Basic material, health care and telecom shares were the best-performing groups – all closing higher. Tech and financials were the biggest losers.
After sliding 6.6% mid March, the CRB Index has bounced back to just shy of the post-bubble high mark hit four weeks back. The prices of wheat, corn, silver, sugar and OJ led the measure higher. The energy complex was mixed as crude and wholesale gasoline inched higher, while the price of natural gas slipped. (The wholesale price of gasoline closed at $3.17/gallon yesterday; the national average retail price is $3.68. That’s about 15 cents shy of the normal spread.)
The U.S. dollar had been getting beat by the euro over the past couple of months as the ECB has been signaling they’ll hike their benchmark interest rate from the emergency level of 1% even as the Fed holds zero interest-rate policy (ZIRP) fully intact – and even beyond that as QE remains in play, for now. But over the past couple of days, concerns over EU debt have set in again and the greenback has found just a little life against that currency. The buck has been gaining ground again the Japanese yen, but then we’ve got the G-7 intervening to boost $/yen so that’s not very surprising. One has to take the yen out of the mix since its being grossly manipulated, so we’re forced to watch dollar against the other major weights within the Dollar Index, which are the euro and British pound. The dollar is down against the pound this morning, continuing a trend that’s been in place since the year began.
Market Activity for April 4, 2011
Sector Activity for April 4, 2011
ZIRP/QE is Not a Solution; It’s a Front
I remain stunned each day, although less so as we progress down this monetary road of perdition, at how the market continues to shrug off an abundance of geopolitical risks and structural economic issues – it would normally take just a couple of these challenges to send investor confidence sliding and probably stock prices too. Some people have defined the market’s behavior as one of resilience; I’ve even used the term on occasion.
But resilience seems to be the wrong word to define the stock market’s levitation act – I’d say resilience can be the proper term if the market remains buoyant even when the Fed begins to tighten, reversing from the most aggressive policy in the central bank’s history, but not before.
What we’ve got right now would more appropriately be termed an “Eminence Front,” to borrow the title from The Who’s 1982 release. It’s a façade created by the monetary equivalent of financial cocaine. Even the strongest part of this economy – corporate balance sheets, which is the only thing one can point to as being fundamentally sound – has come at the expense of both job creation and the saver. That is, without the most aggressive slashing of payrolls in the postwar era (and the weakest job recovery from deep decline) and extremely low interest rates the earnings and debt refinancing that has delivered strong corporate financial positions would not have occurred.
(And I should make it clear that when I talk about a façade and the ability of the stock market to seemingly ignore an abundance of challenges, I’m referring to the last 40% of this rally from the March 2009 low. As longer-term readers should know, I believe fair value is a range of 900-950 on the S&P 500, so the first 45% of this rebound was fundamentally sound, in my opinion.)

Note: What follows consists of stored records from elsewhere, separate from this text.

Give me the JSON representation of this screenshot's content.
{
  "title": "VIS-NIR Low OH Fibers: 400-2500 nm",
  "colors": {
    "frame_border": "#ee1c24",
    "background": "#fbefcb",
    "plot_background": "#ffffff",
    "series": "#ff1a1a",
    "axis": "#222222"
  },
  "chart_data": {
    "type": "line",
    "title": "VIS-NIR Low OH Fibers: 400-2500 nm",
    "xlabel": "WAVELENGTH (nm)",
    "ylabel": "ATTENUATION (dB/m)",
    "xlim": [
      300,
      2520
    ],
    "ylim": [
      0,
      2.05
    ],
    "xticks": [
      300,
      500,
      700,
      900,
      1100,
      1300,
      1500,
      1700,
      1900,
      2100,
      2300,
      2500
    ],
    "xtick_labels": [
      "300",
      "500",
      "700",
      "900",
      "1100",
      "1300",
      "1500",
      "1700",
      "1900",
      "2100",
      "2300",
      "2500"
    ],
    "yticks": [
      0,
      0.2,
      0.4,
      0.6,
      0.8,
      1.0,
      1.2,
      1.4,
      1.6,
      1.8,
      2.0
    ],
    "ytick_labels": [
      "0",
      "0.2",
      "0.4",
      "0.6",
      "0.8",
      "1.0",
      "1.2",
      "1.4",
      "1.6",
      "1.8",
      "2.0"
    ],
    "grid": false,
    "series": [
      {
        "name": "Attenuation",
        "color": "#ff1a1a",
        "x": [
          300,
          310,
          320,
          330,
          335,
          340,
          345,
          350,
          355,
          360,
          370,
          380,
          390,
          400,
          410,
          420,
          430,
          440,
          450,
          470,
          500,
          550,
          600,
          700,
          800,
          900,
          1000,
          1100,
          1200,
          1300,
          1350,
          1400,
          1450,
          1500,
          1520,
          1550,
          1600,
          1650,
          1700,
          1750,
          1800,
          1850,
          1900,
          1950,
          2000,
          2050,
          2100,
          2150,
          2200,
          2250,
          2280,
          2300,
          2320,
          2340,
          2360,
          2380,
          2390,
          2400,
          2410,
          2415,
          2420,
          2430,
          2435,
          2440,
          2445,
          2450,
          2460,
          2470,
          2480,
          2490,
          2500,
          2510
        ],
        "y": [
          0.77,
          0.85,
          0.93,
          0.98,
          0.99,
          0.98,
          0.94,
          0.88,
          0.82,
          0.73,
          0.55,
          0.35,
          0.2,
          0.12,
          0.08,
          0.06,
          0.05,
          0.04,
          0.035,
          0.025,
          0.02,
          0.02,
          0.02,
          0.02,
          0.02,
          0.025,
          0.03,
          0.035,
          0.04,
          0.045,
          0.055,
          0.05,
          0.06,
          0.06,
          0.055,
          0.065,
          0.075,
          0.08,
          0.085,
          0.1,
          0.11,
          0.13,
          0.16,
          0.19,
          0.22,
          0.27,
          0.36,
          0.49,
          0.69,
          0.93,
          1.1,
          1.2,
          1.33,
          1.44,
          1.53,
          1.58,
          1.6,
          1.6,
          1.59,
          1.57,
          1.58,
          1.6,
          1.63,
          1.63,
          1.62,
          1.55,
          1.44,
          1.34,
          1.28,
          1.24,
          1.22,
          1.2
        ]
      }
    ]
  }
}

While the Fed can keep the façade going for a long time in fact, they cannot solve the plethora of problems that we face. (Endogenously speaking: The massive debt levels among both household and government sectors, and what will be soaring debt-servicing challenges when interest rates normalize; a very troubled housing market; rising food and energy costs and the negative real wages that result; high joblessness and record levels of long-term unemployment. Exogenously speaking: There’s the Mideast that looks set to take chaos to a whole new level; the situation in Japan; and inflation pressures currently afflicting emerging-market economies, forcing those central banks to tighten) No, Bernanke and Co. cannot solve these issues; they can only create an environment in which no one cares.
So the market has embraced a Fed that once again implements reckless monetary policy, but Bernanke & Co. must eventually unwind (just as Greenspan & Co. had to do a few years back and Volcker took it upon himself to unwind the mistakes of Arthur Burns and William Miller in the 1970s). And when they do I’m afraid all of these issues will become highly conspicuous.
Ultimately, there is only one solution to the endogenous problems, and that’s allowing the market to work. The market is the only system that will force the repair of these issues. It not a pretty solution, but as we’ll find out neither is delaying the process – as we’re now seeing in the housing market. And beyond simply delaying repair, such aggressive central bank actions may actually be causing additional challenges that will have to be dealt with later. But for now, stocks carry on.
History shows monetary fronts don’t end well. So long as you understand all of this, you’ll keep the proper amount of safety in the portfolio. Therefore, when the market slides you’ll be left with more resources to redeploy into higher risk areas of the market -- at prices that offer levels of expected annualized returns that are commensurate with the risk one takes when investing in stocks.